Rebecca Wiswell (September 24, 1806 – October 29, 1897) was an American nurse who served under Dorothea Dix in the American Civil War.

==Early life and education==
Wiswell was born in Provincetown, Massachusetts, the daughter of George Rix Wiswell and Salome Nickerson Wiswell. Her father was a sea captain, born in England.
==Career==
Wiswell was a nurse in Boston for much of her life, and was a skilled weaver, spinner, knitter and quiltmaker. She was a Union Army nurse during the American Civil War, serving from 1862 to 1865 under Dorothea Dix at the Seminary Hospital in Georgetown, D.C., and at hospitals in Winchester and Fortress Monroe. Wiswell presented letters signed by Dix and several physicians and politicians, and by former patients, as evidence for her successful 1886 petition to Congress, requesting a federal pension. The Plymouth post of the Grand Army of the Republic, and the Plymouth Board of Selectmen, also endorsed her petition. In reviewing her petition, the House Committee on Invalid Pensions declared that "this claimant is a most worthy woman."

In 1876, for the Centennial Exposition in Philadelphia, Wiswell and one of her sisters demonstrated spinning and weaving in the New England Log Cabin exhibit.

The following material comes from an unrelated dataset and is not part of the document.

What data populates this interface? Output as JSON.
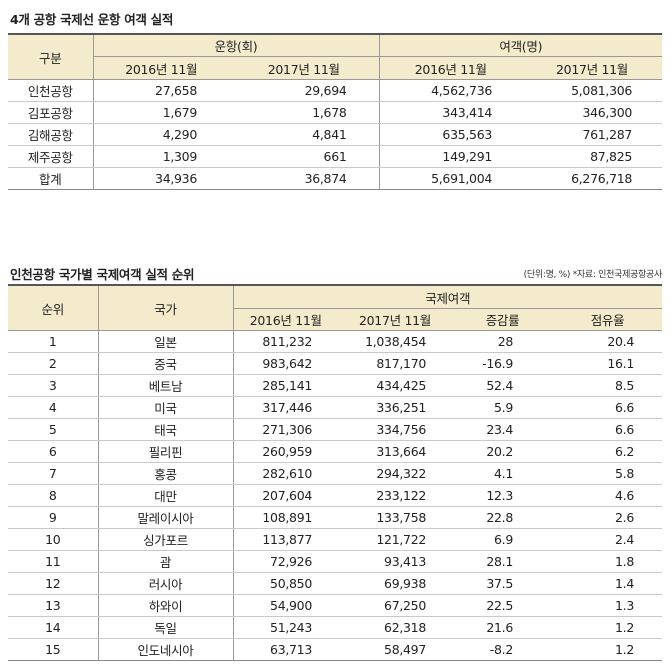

She played a character called "Aunt Tabitha". She also demonstrated spinning and weaving at the Soldiers' Home Bazar in Boston.

==Personal life and legacy==
Wiswell was known for singing hymns of early New England. She died in 1897, at the age of 91, in Plymouth. The Rebecca Wiswell Tent of the Daughters of Veterans, a chapter based in Quincy, Massachusetts, was named in her memory.